In 2010 and 2011, unions succeeded in nine law suits taken to the Employment Relation Authority and Employment Court against food companies: Talley’s Group Ltd, AFFCO Ltd, and Open Country Dairy Ltd over employment issues including union access. Talley’s Group have acquired majority ownership shares in AFFCO Ltd and in Open Country Dairy in recent years. Only one of the cases resulted in a fine being imposed for breach of good faith. In other cases, the employer was ordered to comply with legislation such as enabling union representatives to have access to the worksite. The Meat Workers’ Union spent over NZD100,000 in litigation costs on disputes at one worksite. It was successful in Court but was only awarded a portion of this sum to cover costs.

It can take years and applications to three different judicial bodies for unions to get a final determination when employers are hostile to unions and well-resourced. In 2011, the Service and Food Workers Union (SFWU) and the Public Service Association (PSA) finally gained a pay-out for night duty residential care workers who had been paid below minimum wage for many years. After three years of legal action and years of negotiations the government mediated a law change for a partial pay-out that gave years of back-pay to the workers, but not the full amount that was owed. The cost of taking legal action is a drain on unions.

Difficulties with union access31-12-2010

In theory unions can access workplaces and can sign up workers as members. In practice, many employers oppose this and prevent easy access to members including requiring union officials to be accompanied at all times in entering a workplace and controlling the space and circumstances for union meetings with members. Some unions have already reported obstructive attitudes by employers prior to new access requirements coming into force on 1 April 2011. One employer Pacific Flight Catering blocked union access to the workplace for over two years until being required to grant access following legal action. Union visits to that workplace are still heavily monitored and supervised and a police check of the union official was required. Open Country Cheese attempted to prevent access to the Dairy Workers Union (DWU) union officials in June 2009 until the Employment Relations Authority ruled that access should be permitted. Other unions report oversight or impediments to workplace visits. The amendments to the Employment Relations Act in 2010 will only aggravate the situation (see “trade union rights in law”).

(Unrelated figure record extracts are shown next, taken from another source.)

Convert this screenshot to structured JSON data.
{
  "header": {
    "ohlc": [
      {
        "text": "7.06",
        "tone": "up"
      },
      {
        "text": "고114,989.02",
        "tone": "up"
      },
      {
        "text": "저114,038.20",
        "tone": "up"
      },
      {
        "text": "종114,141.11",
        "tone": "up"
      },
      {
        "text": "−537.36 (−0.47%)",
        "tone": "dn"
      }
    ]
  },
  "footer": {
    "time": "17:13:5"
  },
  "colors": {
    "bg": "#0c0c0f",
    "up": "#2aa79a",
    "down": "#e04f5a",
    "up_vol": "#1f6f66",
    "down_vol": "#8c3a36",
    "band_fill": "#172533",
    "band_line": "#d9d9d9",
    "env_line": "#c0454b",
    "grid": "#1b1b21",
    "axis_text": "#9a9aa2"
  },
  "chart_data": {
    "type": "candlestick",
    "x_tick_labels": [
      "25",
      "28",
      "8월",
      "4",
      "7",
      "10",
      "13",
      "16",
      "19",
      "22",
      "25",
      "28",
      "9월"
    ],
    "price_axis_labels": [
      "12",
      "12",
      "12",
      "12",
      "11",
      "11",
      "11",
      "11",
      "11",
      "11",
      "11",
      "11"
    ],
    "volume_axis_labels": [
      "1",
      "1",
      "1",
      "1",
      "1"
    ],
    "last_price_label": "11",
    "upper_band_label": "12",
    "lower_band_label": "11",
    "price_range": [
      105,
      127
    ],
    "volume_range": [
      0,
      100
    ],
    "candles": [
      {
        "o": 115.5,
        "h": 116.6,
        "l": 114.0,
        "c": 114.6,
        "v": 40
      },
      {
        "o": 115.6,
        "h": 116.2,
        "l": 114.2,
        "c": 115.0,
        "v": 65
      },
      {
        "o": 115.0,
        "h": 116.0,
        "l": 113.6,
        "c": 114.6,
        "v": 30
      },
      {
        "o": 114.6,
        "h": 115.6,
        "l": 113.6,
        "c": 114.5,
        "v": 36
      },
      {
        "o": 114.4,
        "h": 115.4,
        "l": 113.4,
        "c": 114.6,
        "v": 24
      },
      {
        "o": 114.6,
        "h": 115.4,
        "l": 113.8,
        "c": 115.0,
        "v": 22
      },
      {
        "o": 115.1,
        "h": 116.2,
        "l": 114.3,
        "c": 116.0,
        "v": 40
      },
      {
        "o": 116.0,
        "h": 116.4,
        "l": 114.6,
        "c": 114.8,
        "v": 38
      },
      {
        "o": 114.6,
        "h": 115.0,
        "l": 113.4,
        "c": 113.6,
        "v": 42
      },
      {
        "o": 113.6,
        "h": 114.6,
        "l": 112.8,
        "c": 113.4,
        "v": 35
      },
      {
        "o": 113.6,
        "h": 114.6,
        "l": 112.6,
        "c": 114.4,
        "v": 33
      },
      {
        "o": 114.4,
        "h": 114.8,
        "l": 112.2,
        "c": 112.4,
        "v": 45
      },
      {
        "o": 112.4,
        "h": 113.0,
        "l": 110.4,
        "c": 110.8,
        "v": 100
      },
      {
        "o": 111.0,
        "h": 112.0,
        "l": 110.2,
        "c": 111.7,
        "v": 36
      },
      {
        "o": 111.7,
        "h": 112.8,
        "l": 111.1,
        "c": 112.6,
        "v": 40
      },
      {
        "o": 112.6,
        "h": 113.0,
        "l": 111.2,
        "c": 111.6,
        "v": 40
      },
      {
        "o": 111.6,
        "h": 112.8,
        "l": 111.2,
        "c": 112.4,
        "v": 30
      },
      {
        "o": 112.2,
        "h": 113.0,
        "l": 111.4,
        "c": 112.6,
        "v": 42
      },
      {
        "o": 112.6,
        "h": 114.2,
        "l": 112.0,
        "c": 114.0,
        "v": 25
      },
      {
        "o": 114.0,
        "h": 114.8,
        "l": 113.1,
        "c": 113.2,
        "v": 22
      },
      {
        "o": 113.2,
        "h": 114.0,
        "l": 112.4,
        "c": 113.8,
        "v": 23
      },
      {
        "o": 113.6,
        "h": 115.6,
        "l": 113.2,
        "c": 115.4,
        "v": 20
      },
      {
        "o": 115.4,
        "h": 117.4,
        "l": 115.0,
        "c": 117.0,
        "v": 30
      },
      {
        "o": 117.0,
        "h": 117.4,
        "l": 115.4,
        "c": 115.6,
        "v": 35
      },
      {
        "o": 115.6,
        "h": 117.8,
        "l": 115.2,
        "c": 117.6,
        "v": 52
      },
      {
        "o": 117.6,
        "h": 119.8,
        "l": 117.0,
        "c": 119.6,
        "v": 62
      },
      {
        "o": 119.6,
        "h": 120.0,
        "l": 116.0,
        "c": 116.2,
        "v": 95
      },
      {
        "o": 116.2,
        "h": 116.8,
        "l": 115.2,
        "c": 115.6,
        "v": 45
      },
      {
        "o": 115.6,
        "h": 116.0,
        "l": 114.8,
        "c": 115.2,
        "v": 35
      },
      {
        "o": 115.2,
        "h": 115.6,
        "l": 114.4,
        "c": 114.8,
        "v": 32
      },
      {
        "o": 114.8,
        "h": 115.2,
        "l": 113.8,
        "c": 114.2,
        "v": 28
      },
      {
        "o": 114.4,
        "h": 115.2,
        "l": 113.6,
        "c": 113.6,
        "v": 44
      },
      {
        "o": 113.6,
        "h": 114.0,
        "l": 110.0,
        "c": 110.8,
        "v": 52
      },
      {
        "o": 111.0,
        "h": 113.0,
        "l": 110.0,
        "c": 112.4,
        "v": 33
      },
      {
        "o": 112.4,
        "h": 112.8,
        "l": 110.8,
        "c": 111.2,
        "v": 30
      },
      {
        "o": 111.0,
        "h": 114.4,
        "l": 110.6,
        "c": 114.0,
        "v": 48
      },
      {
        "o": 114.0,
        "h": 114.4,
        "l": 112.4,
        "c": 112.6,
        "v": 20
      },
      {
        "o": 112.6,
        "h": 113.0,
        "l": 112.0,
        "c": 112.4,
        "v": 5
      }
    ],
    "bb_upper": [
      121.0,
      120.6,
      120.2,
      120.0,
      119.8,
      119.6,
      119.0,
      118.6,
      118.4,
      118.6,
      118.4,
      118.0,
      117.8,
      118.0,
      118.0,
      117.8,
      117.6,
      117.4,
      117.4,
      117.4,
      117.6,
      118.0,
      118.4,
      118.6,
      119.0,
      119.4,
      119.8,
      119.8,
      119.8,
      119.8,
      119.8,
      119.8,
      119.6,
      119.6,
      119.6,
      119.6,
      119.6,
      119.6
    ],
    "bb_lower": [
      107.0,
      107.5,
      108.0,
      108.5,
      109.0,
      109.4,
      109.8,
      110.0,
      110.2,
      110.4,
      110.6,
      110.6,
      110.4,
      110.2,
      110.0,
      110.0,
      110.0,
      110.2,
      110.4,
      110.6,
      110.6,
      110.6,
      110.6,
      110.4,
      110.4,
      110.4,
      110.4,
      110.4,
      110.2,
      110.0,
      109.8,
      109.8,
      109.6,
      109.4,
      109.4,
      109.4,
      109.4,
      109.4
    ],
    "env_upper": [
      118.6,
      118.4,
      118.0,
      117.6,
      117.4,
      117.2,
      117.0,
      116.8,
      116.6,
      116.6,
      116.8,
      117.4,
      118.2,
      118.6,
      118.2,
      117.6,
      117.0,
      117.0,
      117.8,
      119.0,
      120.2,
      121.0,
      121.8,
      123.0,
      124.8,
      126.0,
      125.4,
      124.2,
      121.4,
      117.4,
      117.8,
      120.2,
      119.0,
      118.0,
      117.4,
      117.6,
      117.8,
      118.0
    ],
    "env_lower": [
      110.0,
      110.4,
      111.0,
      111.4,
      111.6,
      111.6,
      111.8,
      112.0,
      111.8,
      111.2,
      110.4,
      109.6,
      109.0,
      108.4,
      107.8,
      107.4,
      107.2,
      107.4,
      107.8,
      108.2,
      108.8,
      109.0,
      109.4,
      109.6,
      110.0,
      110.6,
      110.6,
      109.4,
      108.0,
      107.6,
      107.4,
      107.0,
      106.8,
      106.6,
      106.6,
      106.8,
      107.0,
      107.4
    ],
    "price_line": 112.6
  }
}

Increased use of contract workers31-12-2010

Private and public sector employers are increasingly hiring workers as contractors rather than employees. Contractors are not covered by provisions of most New Zealand employment law including the right to organise, the right to take collective action, and the right to lodge personal grievance cases for wrongful dismissal. They are also not entitled to sick or holiday leave or overtime payments.